Beni et Lodja : l’illustration parfaite de la voyoucratie

Vendredi 31 octobre 2014 - 12:51

Plus de 80 personnes odieusement massacrées par ADF/Nalu à Beni, non loin des quartiers des FARDC et des casques bleus de la MONUSCO, dans la province du Nord-Kivu. Des prêtres lynchés en pleine célébration de la messe ; des couvents saccagés et pillés, des religieuses brutalisées à Lodja par des milices d’un parti politique allié de la mouvance présidentielle, au nez et à la barbe des agents de police nationale, au Sankuru, dans la province du Kasaï Oriental.
Le Nord-Kivu et le Kasaï Oriental sont deux des provinces De la République Démocratique du Congo. Logiquement, il n’est pas convenable que pareils actes horribles soient commis de sang-froid et impunément dans un pays doté d’un Etat disposant de structures administratives et sécuritaires civiles et militaires parfaitement rodées, effectivement gouverné et bien organisé, ayant régulièrement la situation en main.
La mission primordiale et sacrée de l’Etat consiste à assurer la sécurité des personnes et des biens sur tout son territoire. La défaillance dans l’accomplissement de cette mission équivaut à la négation de l’Etat. Les drames de Beni et de Lodja ne sont pas des cas isolés ni fortuits, tant il est vrai qu’on ne les compte plus en RDC. Il n’est pas du tout excessif de les considérer comme l’illustration parfaite que la voyoucratie.
Les cris de détresse et d’indignations mêlés de récriminations contre la MONUSCO entendus à la Beni, sont les mêmes qui retentissent partout où de tels drames sont commis dans ce pays. Pourquoi les Congolais victimes de ces tragédies s’en prennent toujours à la MONUSCO au lieu de fulminer contre les dirigeants de leur pays qui sont censés les protéger et assurer leur sécurité ? Peut-on en déduire que pour eux l’Etat n’existerait plus dans ce pays et qu’ils n’auraient plus confiance en leurs dirigeants ? Cette réaction de la population est un désavoeu de ses gouvernements qui devraient, en conséquence, se sentir morveux.

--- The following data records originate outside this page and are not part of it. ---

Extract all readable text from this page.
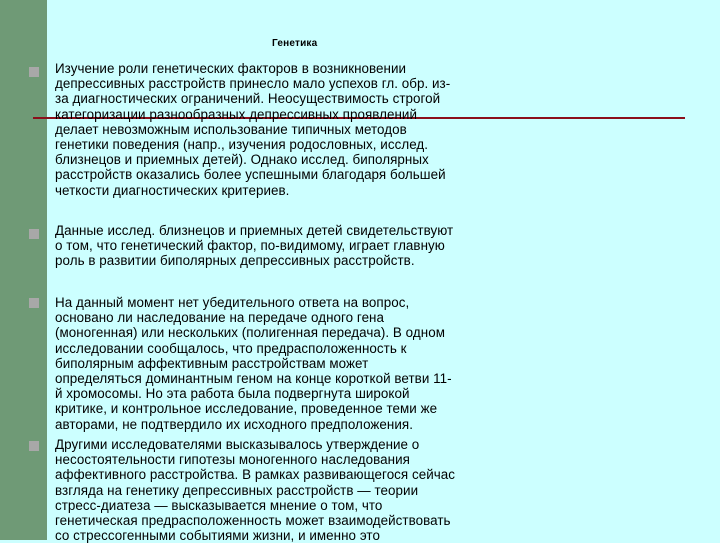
Генетика

Изучение роли генетических факторов в возникновении
депрессивных расстройств принесло мало успехов гл. обр. из-
за диагностических ограничений. Неосуществимость строгой
категоризации разнообразных депрессивных проявлений
делает невозможным использование типичных методов
генетики поведения (напр., изучения родословных, исслед.
близнецов и приемных детей). Однако исслед. биполярных
расстройств оказались более успешными благодаря большей
четкости диагностических критериев.

Данные исслед. близнецов и приемных детей свидетельствуют
о том, что генетический фактор, по-видимому, играет главную
роль в развитии биполярных депрессивных расстройств.

На данный момент нет убедительного ответа на вопрос,
основано ли наследование на передаче одного гена
(моногенная) или нескольких (полигенная передача). В одном
исследовании сообщалось, что предрасположенность к
биполярным аффективным расстройствам может
определяться доминантным геном на конце короткой ветви 11-
й хромосомы. Но эта работа была подвергнута широкой
критике, и контрольное исследование, проведенное теми же
авторами, не подтвердило их исходного предположения.

Другими исследователями высказывалось утверждение о
несостоятельности гипотезы моногенного наследования
аффективного расстройства. В рамках развивающегося сейчас
взгляда на генетику депрессивных расстройств — теории
стресс-диатеза — высказывается мнение о том, что
генетическая предрасположенность может взаимодействовать
со стрессогенными событиями жизни, и именно это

Les dirigeants devraient s’en inquiéter, s’interroger, réfléchir. Ils sont interpellés par cette réaction populaire défavorable à leur égard pour qu’ils se remettent déjà en question eux-mêmes.
Il est gênant que la population traumatisée ignore ses dirigeants et préfère la Monusco à eux, la rendant en quelque sorte responsable de sa sécurité et de sa paix ! L’autorité de l’Etat fait cruellement défaut partout et dans toutes les circonstances tragiques où elle devrait absolument se faire sentir. On entre en RDC comme dans un moulin, pour y commettre des crimes et s’en retourner tranquillement. Il n’y a guère longtemps des centaines de militaires burundais avaient aisément pris leurs quartiers à Kiliba dans la Province du Sud-Kivu, comme en territoire conquis.
On peut bien se souvenir de ce qui s’était passé dans une partie du territoire de Kahemba jouxtant l’Angola, au sud de la province du Bandundu. De même de fréquentes incursions des troupes angolaises dans les territoires de Tshela et de Luozi dans la province du Bas-Congo. Des militaires et des civils rwandais ont fait du Nord-Kivu leur eldorado, comprenant la ville de Goma, les territoires de Masisi et de Rutshuru notamment.
Des pasteurs Mbororo et leurs troupeaux se sont emparés de larges parties du sol congolais dans la Province Orientale, au détriment des autochtones chassés de leurs terres. Des milliers de réfugiés centrafricains entrent dans le Nord-Ubangi dans la province de l’Equateur sans coup férir, et s’y répandent comme ils l’entendent. Comme si partout là il s’agit de vastes étendues de terre qui ne sont pas administrativement gérées et contrôlées par des représentants de l’autorité publique.
Comment s’expliquer toutes ces incursions et invasions dans un pays où les oreilles sont de temps en temps rebattues des concepts de souveraineté et d’indépendance ? Même dans la province du Katanga vers le nord, il y a des milices qui font la loi, tuent et pillent, et ne trouvent aucune force capable de leur résister ou de les mettre hors d’état de nuire.
Dans une situation ou incertaine et inquiétante, il y a des courtisans et prébendiers du système qui s’acharnent uniquement à jouer sans vergogne la carte de la révision des dispositions constitutionnelles verrouillées pour permettre à Joseph Kabila de se montrent étrangement incapables de faire face à tous ces désordres qui sont la négation de l’autorité de l’Etat, et révélateur de leur échec à assumer pleinement les charges inhérentes à l’exercice d’un pouvoir légitiment acquis ? Le pouvoir pour le pouvoir qu’on gère par défi.